Heute auf einem Spaziergang mit Christian habe ich auch Veilchen entdeckt. Da musste ich an mein Poesiealbum aus der Schule denken und an einen Vers, der gleich mehrmals drin stand:

Sei wie das Veilchen im Moose
Bescheiden, sittsam und rein
Und nicht wie die stolze Rose
Die immer bewundert will sein

Mir gefallen Veilchen sehr gut, aber den Spruch fand ich schon damals ziemlich blöd. Im Internet lässt sich einiges zu diesem Vers finden. Lustig fand ich eine Neudichtung:

Sei nicht wie das Veilchen im Moose
Sittsam, bescheiden und rein
Du kannst ruhig wie die Rose
Ein bisschen stachelig sein.

Poesiealben sind in den Zeiten von Internet und Facebook überflüssig geworden. Ich bemühe mich, den Kontakt zur Jugend zu behalten und überhaupt noch mitzubekommen, was da so läuft. Aber das ist gar nicht so einfach. Ich versuche, so oft wie möglich mit jungen Menschen zu diskutieren und ab und zu lese ich ein Jugendbuch. Neu ist ein witziges herausgekommen von Blanca Imboden und Frank Baumann. Es heisst «Johnny Depp – Schule ist doof» und ist im Wörterseh-Verlag herausgekommen. Ich konnte es mir nicht verklemmen, es zu kaufen, fand es spannend zu lesen und gebe es gerne weiter.

Ich habe als Erwachsene fast alle Bücher von Christine Nöstlinger gelesen. Ich weiss gar nicht, ob sie noch lebt,  sie hatte in den letzten Jahren mehrere Krebsoperationen. Ich habe auch ihre selbstverfasste Biografie gelesen.

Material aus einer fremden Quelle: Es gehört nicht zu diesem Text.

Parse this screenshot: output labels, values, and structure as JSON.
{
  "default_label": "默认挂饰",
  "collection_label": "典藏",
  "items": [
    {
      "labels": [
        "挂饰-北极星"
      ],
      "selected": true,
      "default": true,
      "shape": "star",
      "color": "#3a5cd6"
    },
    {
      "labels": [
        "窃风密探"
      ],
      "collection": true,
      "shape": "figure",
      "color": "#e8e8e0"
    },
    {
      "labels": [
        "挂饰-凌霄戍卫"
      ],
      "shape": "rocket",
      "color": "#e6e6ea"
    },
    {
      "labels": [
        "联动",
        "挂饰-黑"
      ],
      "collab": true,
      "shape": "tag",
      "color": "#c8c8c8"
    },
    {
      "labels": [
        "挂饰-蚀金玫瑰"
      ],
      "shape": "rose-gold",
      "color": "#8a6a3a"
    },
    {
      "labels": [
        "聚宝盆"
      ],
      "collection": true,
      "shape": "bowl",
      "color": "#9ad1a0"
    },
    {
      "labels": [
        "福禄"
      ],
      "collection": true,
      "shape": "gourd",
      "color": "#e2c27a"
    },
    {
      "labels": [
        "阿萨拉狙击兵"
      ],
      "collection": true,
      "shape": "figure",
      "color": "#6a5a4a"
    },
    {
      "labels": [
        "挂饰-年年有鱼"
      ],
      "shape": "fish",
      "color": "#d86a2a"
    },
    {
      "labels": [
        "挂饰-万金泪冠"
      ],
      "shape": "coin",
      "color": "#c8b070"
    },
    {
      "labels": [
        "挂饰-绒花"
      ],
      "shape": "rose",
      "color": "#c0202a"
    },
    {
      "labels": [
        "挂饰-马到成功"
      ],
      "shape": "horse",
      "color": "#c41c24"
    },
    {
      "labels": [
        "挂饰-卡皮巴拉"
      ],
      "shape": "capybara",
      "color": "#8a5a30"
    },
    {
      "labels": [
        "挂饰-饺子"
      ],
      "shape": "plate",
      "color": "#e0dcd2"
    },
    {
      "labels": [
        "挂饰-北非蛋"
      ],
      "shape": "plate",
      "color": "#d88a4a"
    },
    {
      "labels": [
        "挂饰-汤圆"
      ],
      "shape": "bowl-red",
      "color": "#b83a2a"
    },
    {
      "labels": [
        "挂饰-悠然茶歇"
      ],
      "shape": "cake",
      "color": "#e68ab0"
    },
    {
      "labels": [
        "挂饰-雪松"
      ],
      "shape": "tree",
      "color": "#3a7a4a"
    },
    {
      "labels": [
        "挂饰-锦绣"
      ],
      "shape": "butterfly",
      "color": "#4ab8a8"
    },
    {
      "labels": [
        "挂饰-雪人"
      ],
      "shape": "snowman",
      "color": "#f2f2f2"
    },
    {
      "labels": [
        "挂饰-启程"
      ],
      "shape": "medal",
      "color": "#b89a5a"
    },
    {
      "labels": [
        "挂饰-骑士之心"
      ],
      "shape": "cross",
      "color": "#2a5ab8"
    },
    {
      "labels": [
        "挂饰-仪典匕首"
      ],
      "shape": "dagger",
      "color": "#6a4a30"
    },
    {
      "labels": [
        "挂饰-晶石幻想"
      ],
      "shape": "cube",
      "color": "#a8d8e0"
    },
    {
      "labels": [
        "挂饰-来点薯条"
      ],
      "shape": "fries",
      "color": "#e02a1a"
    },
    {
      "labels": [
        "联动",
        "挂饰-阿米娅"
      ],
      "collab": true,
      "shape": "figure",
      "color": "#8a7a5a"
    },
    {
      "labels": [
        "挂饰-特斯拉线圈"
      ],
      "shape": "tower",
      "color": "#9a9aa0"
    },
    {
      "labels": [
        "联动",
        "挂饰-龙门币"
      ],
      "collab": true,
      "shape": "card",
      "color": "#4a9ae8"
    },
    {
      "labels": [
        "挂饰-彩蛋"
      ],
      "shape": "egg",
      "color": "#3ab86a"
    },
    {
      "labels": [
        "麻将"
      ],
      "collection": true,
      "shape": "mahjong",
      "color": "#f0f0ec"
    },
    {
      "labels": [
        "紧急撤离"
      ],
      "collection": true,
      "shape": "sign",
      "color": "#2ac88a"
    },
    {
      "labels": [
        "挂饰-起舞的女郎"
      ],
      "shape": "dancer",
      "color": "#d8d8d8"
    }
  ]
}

Sie ist 1936 in der Wiener Vorstadt geboren und hatte ein sehr bewegtes Leben mit ungewöhnlichen Familienkonstellationen. So beschreibt sie in ihren Kinder- und Jugendbüchern auch keine perfekten Familien und Menschen. Es geht eigentlich immer ganz viel schief, aber die nicht gewollten Veränderungen geben wieder neue Möglichkeiten.

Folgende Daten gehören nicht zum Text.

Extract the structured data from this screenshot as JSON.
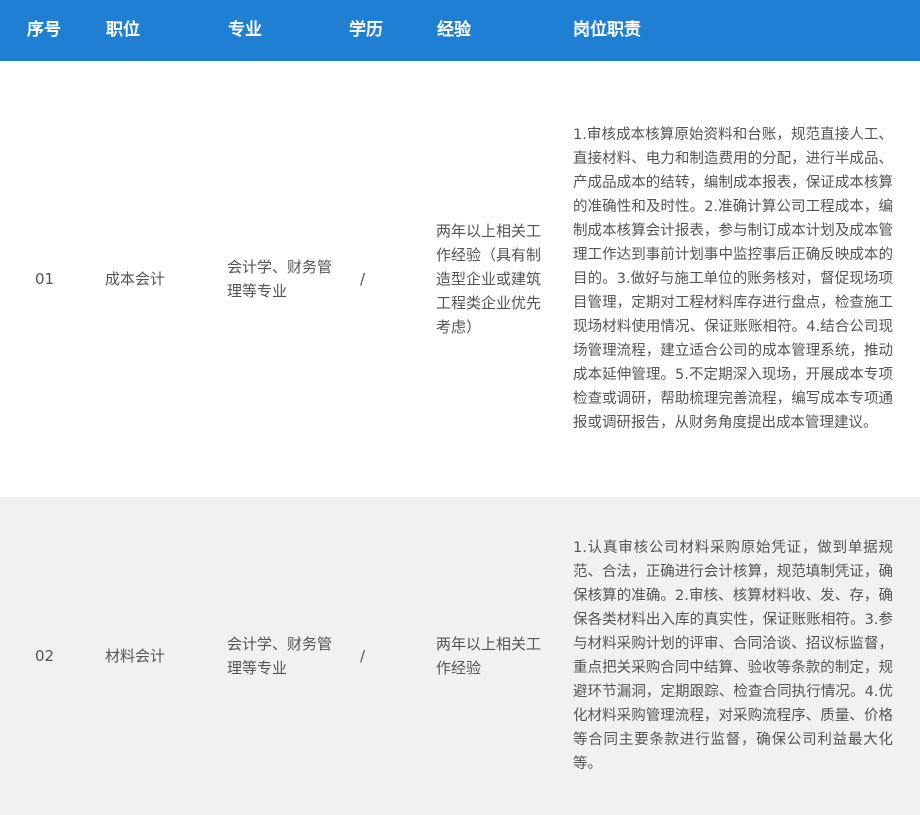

Dass bei den meisten Menschen vieles schief geht, ist vielleicht das Einzige, was in allen Zeiten gleich bleibt. Wir lernen daraus und machen wieder neue Fehler.

Ich habe auch noch einen historischen Roman gelesen: «Anna Catrina» von Sabine Altermatt. Es ist die bewegende Geschichte einer rebellischen jungen Frau zu Beginn des 17. Jahrhunderts in Ilanz. Bevor ich den Roman gelesen habe, nahmen wir zufälligerweise an einer Führung in Ilanz teil. So konnte ich mir beim Lesen alles noch viel besser vorstellen. Zum Beispiel den Pranger-Haken kann man heute noch besichtigen. Damals wurde man noch an den Pranger gestellt und angespuckt, wenn man sich scheinbar eines Fehlverhaltens schuldig gemacht hatte. Ich kann den Roman empfehlen. Er ist unterhaltsam zu lesen.

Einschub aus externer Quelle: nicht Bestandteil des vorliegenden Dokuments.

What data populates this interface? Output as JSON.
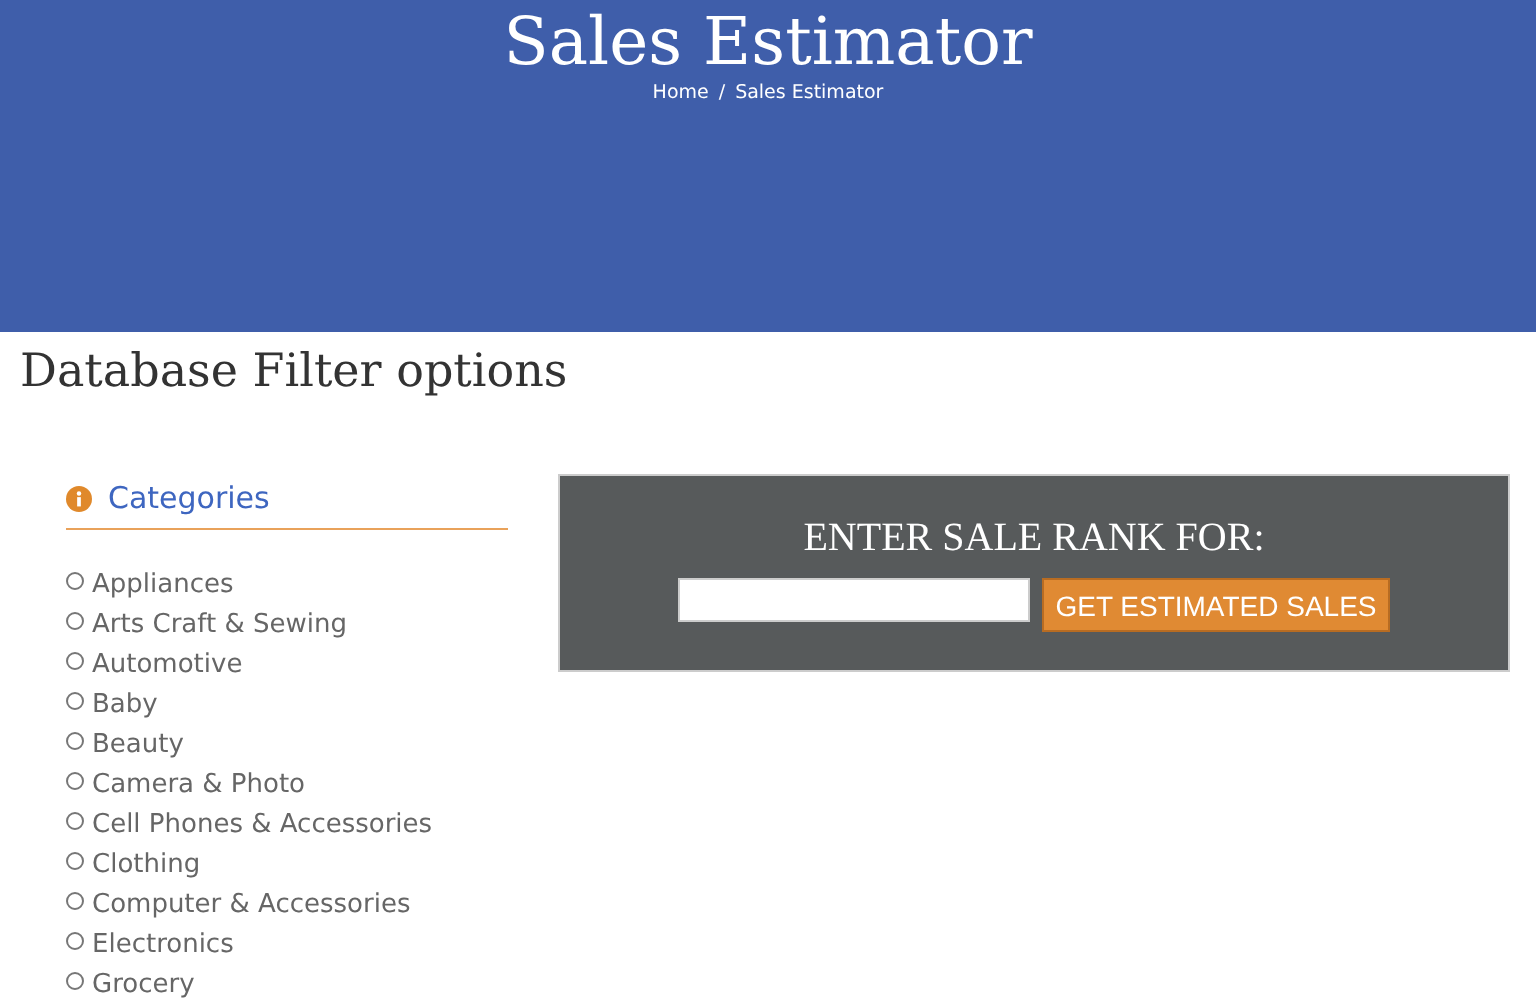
{
  "header": {
    "title": "Sales Estimator",
    "breadcrumb": [
      "Home",
      "/",
      "Sales Estimator"
    ]
  },
  "page_title": "Database Filter options",
  "sidebar": {
    "heading": "Categories",
    "items": [
      {
        "label": "Appliances",
        "selected": false
      },
      {
        "label": "Arts Craft & Sewing",
        "selected": false
      },
      {
        "label": "Automotive",
        "selected": false
      },
      {
        "label": "Baby",
        "selected": false
      },
      {
        "label": "Beauty",
        "selected": false
      },
      {
        "label": "Camera & Photo",
        "selected": false
      },
      {
        "label": "Cell Phones & Accessories",
        "selected": false
      },
      {
        "label": "Clothing",
        "selected": false
      },
      {
        "label": "Computer & Accessories",
        "selected": false
      },
      {
        "label": "Electronics",
        "selected": false
      },
      {
        "label": "Grocery",
        "selected": false
      }
    ]
  },
  "rank_panel": {
    "heading": "ENTER SALE RANK FOR:",
    "button": "GET ESTIMATED SALES"
  }
}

Gestern bin ich in Baden durch den Gemüsemarkt geschlendert. Beim Biohändler habe ich Topinambur entdeckt. Das ist eine Art Sonnenblume, deren Wurzeln man essen kann und die sehr gesund sind. Topinambur soll auch für Diabetiker sehr gesund sein. Wir haben es heute gegessen zusammen mit Rüebli, Nüsslisalat und einer geräucherten Forelle. Alles vom Markt und es hat fein geschmeckt.

Aber eigentlich wollte ich ja von einem Stand am Markt erzählen, der nichts mit Gemüse zu tun hat, sondern mit Büchern. Es wird in nächster Zeit einen offenen Bücherschrank im Kurpark in Baden geben. Ist das nicht wunderbar! Dieser Schrank kostet 12000 Franken, aber sie haben das Geld schon bald zusammen. Ich habe natürlich auch was gespendet. Das ist ja ein heimlicher Traum von mir so ein öffentlich offener Bücherschrank und ich werde so bald wie möglich im Kurpark sitzen und lesen. Näheres folgt. Bleibt gesund und lesefreudig!

4 Gedanken zu „Veilchen im Moos

  1. Margrit Friedli

    Liebe Rosmarie
    Danke für deinen spannenden Bericht. Ich freue mich immer , von dir zu lesen.

    Auf meinem Balkon habe ich auch in 2 Töpfen Veilchen entdeckt und war ganz überrascht.
    Mir gefällt die neue Dichtung von den Veilchen auch besser.

    Ich freue mich auch immer sehr, wenn im Frühling die Natur zu neuem Leben erwacht. Im Moment kann man wirklich jeden Tag etwas mehr grün und eben immer mehr auch Farben entdecken. Tatsächlich ein Wunder.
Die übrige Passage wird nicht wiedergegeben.